With only a few days left before House members leave for their extended holiday recess, the push for immigration reform moves into 2014.  While the Senate passed a bipartisan comprehensive bill in June (S. 744), Speaker Boehner has refused to schedule a House vote on any immigration reform legislation, comprehensive or piecemeal.  In a hopeful sign, this week Boehner hired Rebecca Tallent to lead his immigration reform efforts.  Ms. Tallent was Sen. John McCain’s (R-AZ) chief of staff and immigration staffer several years ago when McCain and Sen. Ted Kennedy (D-MA) worked together  to craft bipartisan immigration reform, an effort that proved ultimately to be unsuccessful.  She most recently was the director of immigration policy for the Bipartisan Policy Center, releasing a report in October that highlighted the many economic benefits of reforming our broken immigration system.

Advocates for immigration reform continue to keep up the pressure.  In Washington, D.C., the “Fast for Families” tent on the National Mall, just a couple of hundred yards from the U.S. Capitol, continues to bring attention to the need for comprehensive reform.  Four activists who fasted for 23 days ended their fast at a rally on Tuesday, with others, including Rep.
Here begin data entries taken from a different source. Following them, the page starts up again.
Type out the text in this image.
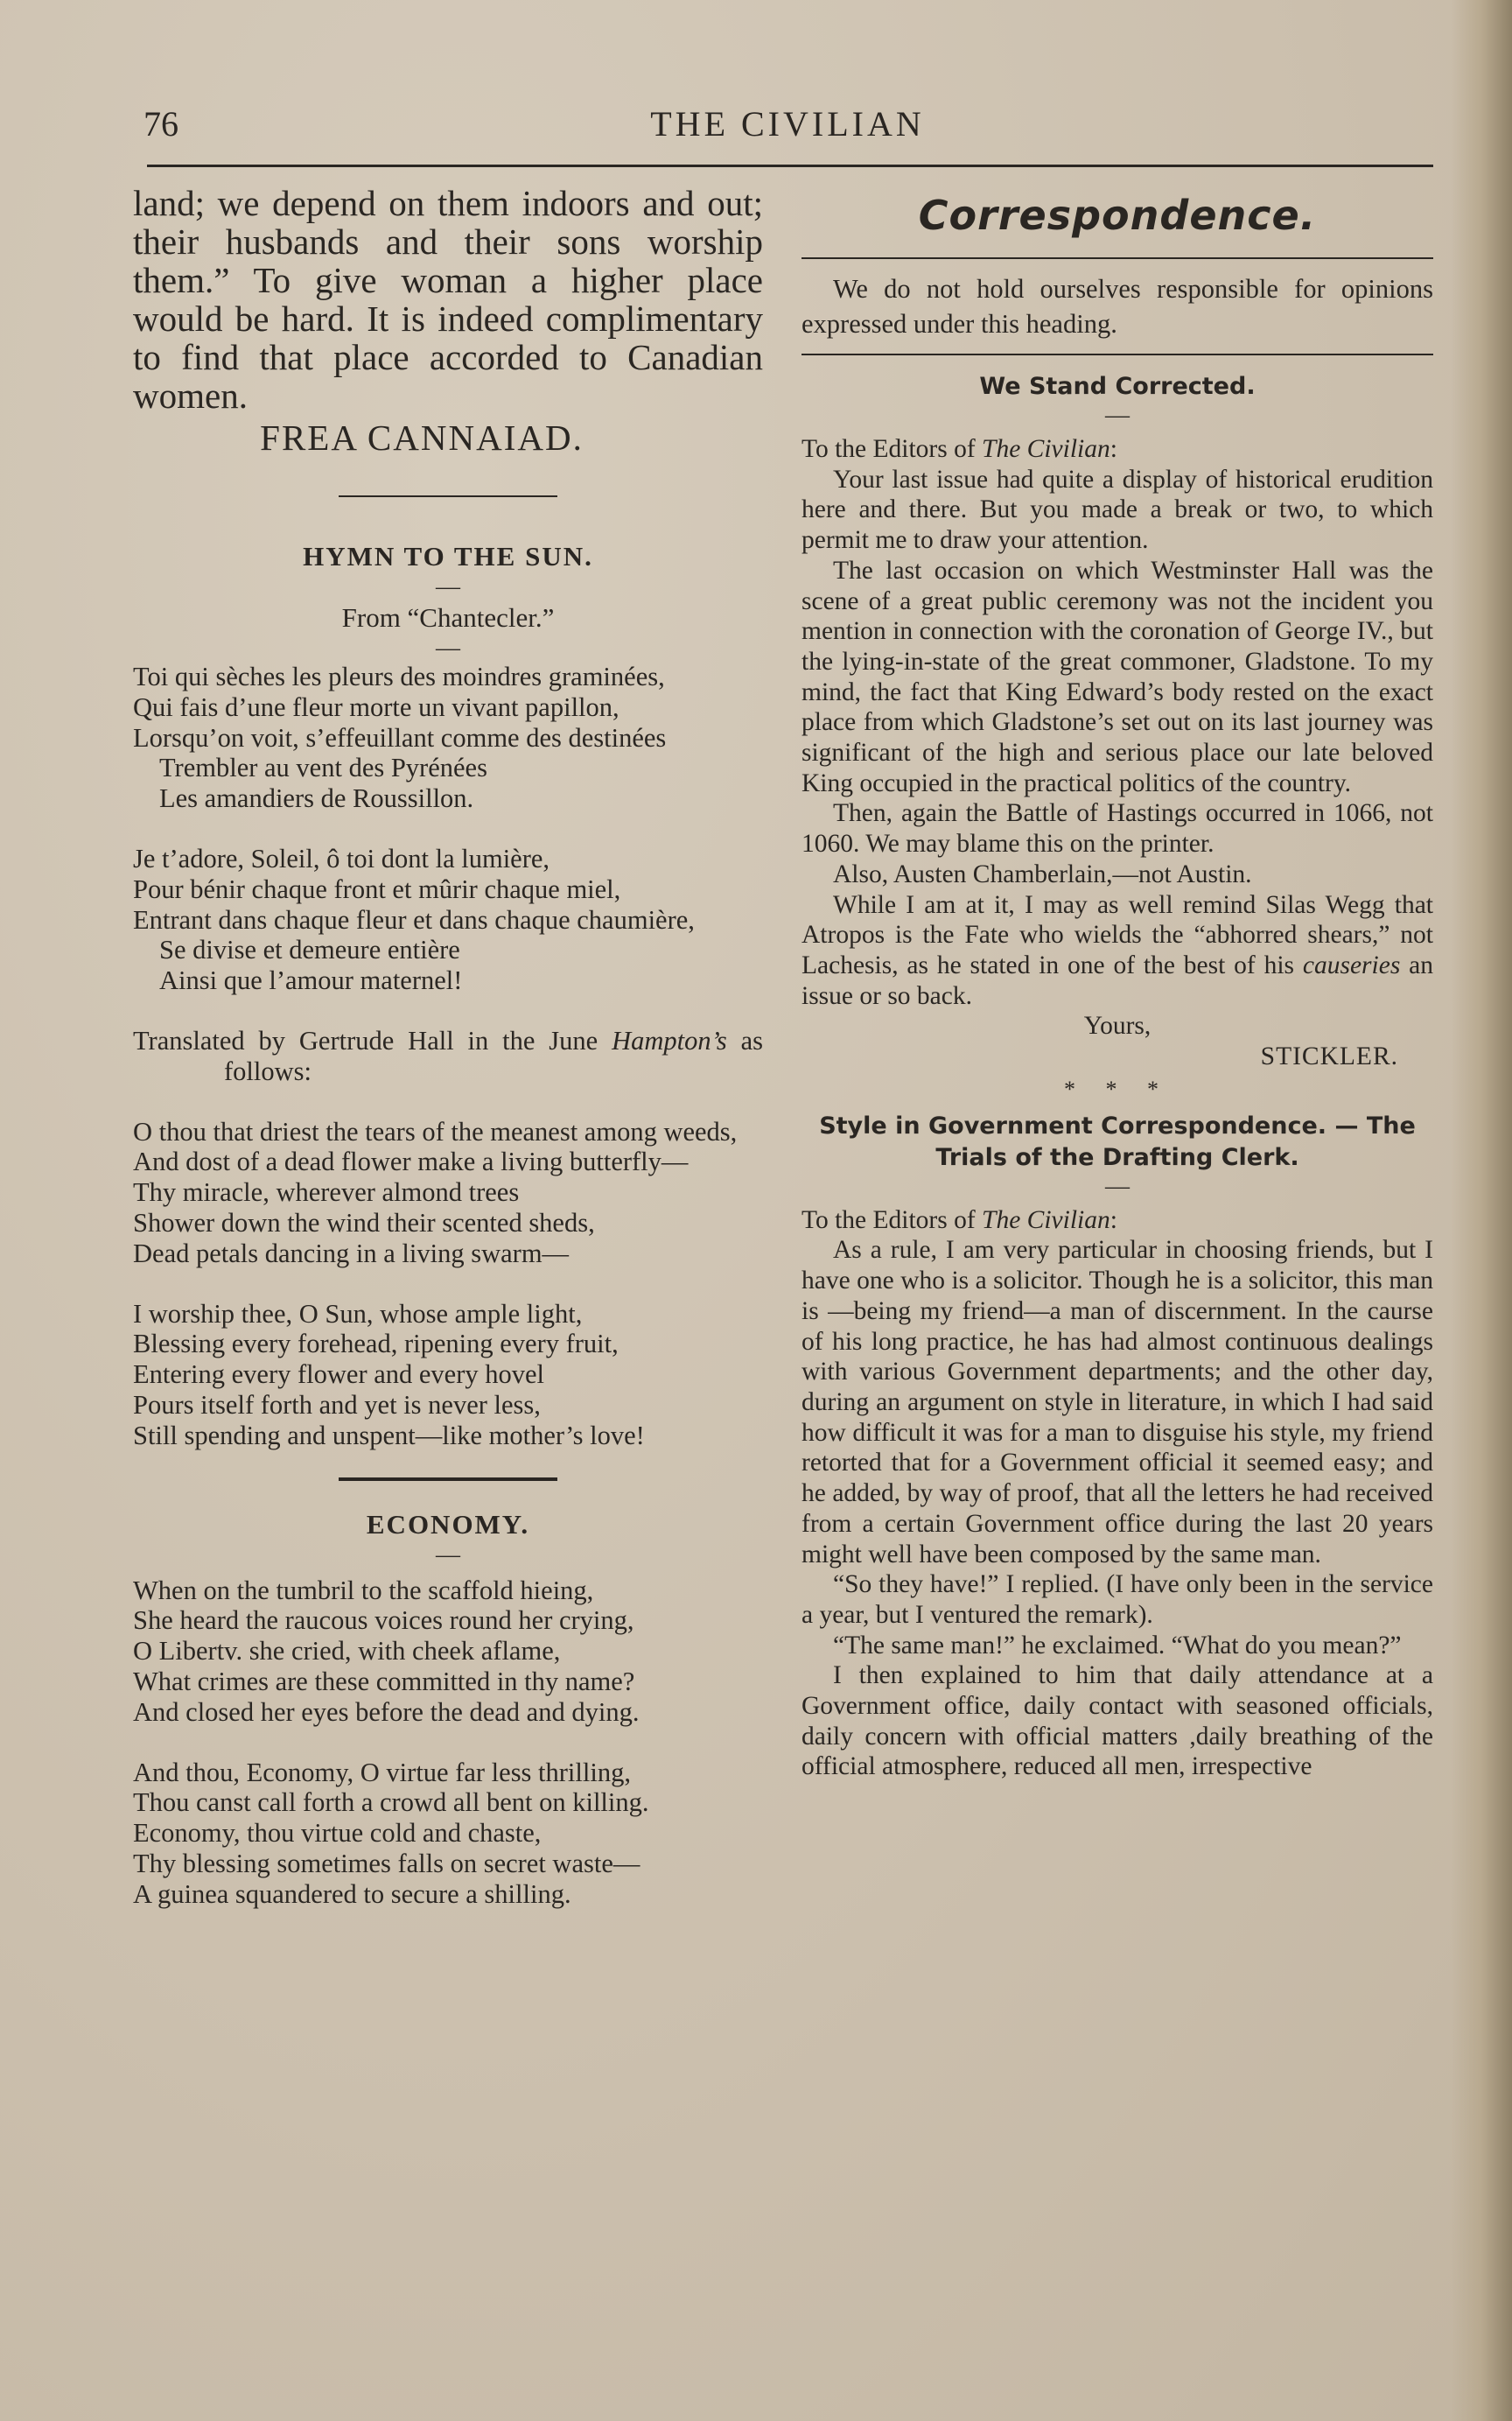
76	THE CIVILIAN

land; we depend on them indoors and out; their husbands and their sons worship them.” To give woman a higher place would be hard. It is indeed complimentary to find that place accorded to Canadian women.

FREA CANNAIAD.

HYMN TO THE SUN.
—
From “Chantecler.”
—
Toi qui sèches les pleurs des moindres graminées,
Qui fais d’une fleur morte un vivant papillon,
Lorsqu’on voit, s’effeuillant comme des destinées
Trembler au vent des Pyrénées
Les amandiers de Roussillon.
Je t’adore, Soleil, ô toi dont la lumière,
Pour bénir chaque front et mûrir chaque miel,
Entrant dans chaque fleur et dans chaque chaumière,
Se divise et demeure entière
Ainsi que l’amour maternel!

Translated by Gertrude Hall in the June Hampton’s as follows:

O thou that driest the tears of the meanest among weeds,
And dost of a dead flower make a living butterfly—
Thy miracle, wherever almond trees
Shower down the wind their scented sheds,
Dead petals dancing in a living swarm—
I worship thee, O Sun, whose ample light,
Blessing every forehead, ripening every fruit,
Entering every flower and every hovel
Pours itself forth and yet is never less,
Still spending and unspent—like mother’s love!
ECONOMY.
—
When on the tumbril to the scaffold hieing,
She heard the raucous voices round her crying,
O Libertv. she cried, with cheek aflame,
What crimes are these committed in thy name?
And closed her eyes before the dead and dying.
And thou, Economy, O virtue far less thrilling,
Thou canst call forth a crowd all bent on killing.
Economy, thou virtue cold and chaste,
Thy blessing sometimes falls on secret waste—
A guinea squandered to secure a shilling.
Correspondence.

We do not hold ourselves responsible for opinions expressed under this heading.

We Stand Corrected.
—

To the Editors of The Civilian:

Your last issue had quite a display of historical erudition here and there. But you made a break or two, to which permit me to draw your attention.

The last occasion on which Westminster Hall was the scene of a great public ceremony was not the incident you mention in connection with the coronation of George IV., but the lying-in-state of the great commoner, Gladstone. To my mind, the fact that King Edward’s body rested on the exact place from which Gladstone’s set out on its last journey was significant of the high and serious place our late beloved King occupied in the practical politics of the country.

Then, again the Battle of Hastings occurred in 1066, not 1060. We may blame this on the printer.

Also, Austen Chamberlain,—not Austin.

While I am at it, I may as well remind Silas Wegg that Atropos is the Fate who wields the “abhorred shears,” not Lachesis, as he stated in one of the best of his causeries an issue or so back.

Yours,

STICKLER.

* * *
Style in Government Correspondence. — The Trials of the Drafting Clerk.
—

To the Editors of The Civilian:

As a rule, I am very particular in choosing friends, but I have one who is a solicitor. Though he is a solicitor, this man is —being my friend—a man of discernment. In the caurse of his long practice, he has had almost continuous dealings with various Government departments; and the other day, during an argument on style in literature, in which I had said how difficult it was for a man to disguise his style, my friend retorted that for a Government official it seemed easy; and he added, by way of proof, that all the letters he had received from a certain Government office during the last 20 years might well have been composed by the same man.

“So they have!” I replied. (I have only been in the service a year, but I ventured the remark).

“The same man!” he exclaimed. “What do you mean?”

I then explained to him that daily attendance at a Government office, daily contact with seasoned officials, daily concern with official matters ,daily breathing of the official atmosphere, reduced all men, irrespective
Joseph Kennedy III (D-MA), picking up the mantle and carrying the fast forward.  Thousands of others across the country have participated in solidarity fasts to highlight the pressing need for comprehensive immigration reform and for a stop to deportations of law-abiding immigrants.  AFSCME President Lee Saunders joined the fast, as did Paul Booth, Special Assistant to the President.  At the Tuesday event, President Saunders pledged our union’s full support:  “We don’t have to be immigrants to share in the cause.  I may not have suffered the conditions that undocumented workers face each day, but I am part of a labor movement that hopes to lift up all workers.” Over the last several weeks, President Obama and the First Lady, Vice-President Biden, and dozens of members of Congress have visited the fasting tent and many participated in the rally to show their support for the fasters and their goal of comprehensive immigration reform.   

Congressman Introduces Proposal to Raise the Gasoline Tax

This week, Rep. Earl Blumenauer (D-OR) introduced a bill that would nearly double the 18.4 cents per gallon federal gas tax that is traditionally used to pay for federal transportation projects.  His legislation would increase the gas tax by 15 cents, matching a proposal suggested a few years ago by the Simpson-Bowles Deficit Commission. The legislation would result in drivers paying an extra 33.4 cents per gallon, in addition to state taxes on gasoline.  The current federal tax brings in about $35 billion per year, which results in a shortfall of about $20 billion in infrastructure funding as cars have become more fuel efficient. The last federal gas tax increase was in 1993.